Andres Reiner: Yeah, we think, the opportunity to us is really important, and I talk about this, the digitization component, the automation and the AI and having all three together. 'Cause, really, it's about creating those quotes that you can move to a self-serve channel, that are powered with the right intelligence and the right guidance that adapts to your vast number of products and vast number of markets. Because the first to win is important, but you have to have the right price. You have to have a market-oriented price to drive that success, and I think y'all have been doing that very well.

Anu Varma: Yeah, and yesterday I sat through the Customer Advisory Board, and I know Sunil is doing a presentation later on this new interactive tool where you could work with your customers, but we may actually even use that internally, and that's exciting.

Andres Reiner: Yeah, we're seeing the evolution as digitization continues is how do we take the quote... How do we take all parts that are manual or document-oriented and move them to digital experiences? 'Cause I thought about that theme, that's important for your customers and your employees. Your employees also want a digital experience. So how can we have them interact with a quote now in a digital way between a buyer and a seller? And eventually, how can you have an AI-based bot that can help support that initiative so a rep can actually cover more opportunities and more accounts? And that's how... 'Cause every business, we're trying to drive efficiencies as we're growing, and I think automation is a key component of how we're driving that success. But it's great to hear from both of y'all. We're super proud to be able to innovate with both of you, and I wanna thank you for being here on stage. I wanna have everyone thank Anu and Abhi.

[applause]

Anu Varma: Thank you. Thanks for having us.

Andres Reiner: It's a pleasure. We are extremely proud to be able to partner with Anu and Abhi, and very grateful to be able to innovate with them. Anu and Abhi have incredible sessions at this event, and I highly encourage you to attend to learn more from them. So, you're probably wondering now, what happened to Ernest Shackleton? So, he set out to achieve the unachievable. And unforeseeable obstacles, continuously disrupted his expedition. Yet with each new challenge, he rallied his crew around a new goal. That is with every disruption, they undisrupted right back. When their ships sank, they walked across the ice with whatever they could carry. When their crew became too weak to move, Shackleton rode a lifeboat for 930 miles to get help. When they finally landed on the wrong side of the island, they climbed a mountain range for 36 hours. Ernest Shackleton and his crew used every last drop of their human ingenuity to achieve the unachievable, because that's what they had to do to survive and outperform their circumstances.

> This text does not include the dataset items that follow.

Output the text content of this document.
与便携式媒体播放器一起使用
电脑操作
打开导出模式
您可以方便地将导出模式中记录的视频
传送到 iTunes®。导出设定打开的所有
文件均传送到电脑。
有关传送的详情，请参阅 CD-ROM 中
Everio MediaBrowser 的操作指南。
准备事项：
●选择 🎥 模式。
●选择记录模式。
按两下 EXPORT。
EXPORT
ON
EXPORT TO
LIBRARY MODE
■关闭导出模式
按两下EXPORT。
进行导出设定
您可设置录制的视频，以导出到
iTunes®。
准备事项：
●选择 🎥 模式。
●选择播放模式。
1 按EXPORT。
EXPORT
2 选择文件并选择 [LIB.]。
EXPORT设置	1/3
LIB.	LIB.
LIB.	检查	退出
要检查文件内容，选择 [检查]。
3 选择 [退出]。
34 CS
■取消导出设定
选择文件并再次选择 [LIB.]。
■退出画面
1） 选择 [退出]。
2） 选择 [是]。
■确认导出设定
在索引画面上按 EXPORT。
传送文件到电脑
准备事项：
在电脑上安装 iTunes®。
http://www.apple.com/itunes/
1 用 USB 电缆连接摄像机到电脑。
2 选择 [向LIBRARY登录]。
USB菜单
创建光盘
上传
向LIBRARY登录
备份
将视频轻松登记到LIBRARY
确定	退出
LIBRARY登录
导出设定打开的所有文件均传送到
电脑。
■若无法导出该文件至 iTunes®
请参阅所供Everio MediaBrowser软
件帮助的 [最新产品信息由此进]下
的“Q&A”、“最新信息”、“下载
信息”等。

Andres Reiner: In the end, every single member of the Endurance Crew survived against impossible odds, all of them. In this era of incredible uncertainty, businesses need every last drop of human ingenuity to undisrupt, innovate, and outperform. And that's exactly what digitization, automation, and AI gives us. An algorithmic way to record, transcribe, and share human ingenuity so that everyone can apply everyone's human ingenuity to whatever challenge comes next. This is what it takes to be an undisrupter. My challenge to each of you is to go undisrupt your business. Thank you.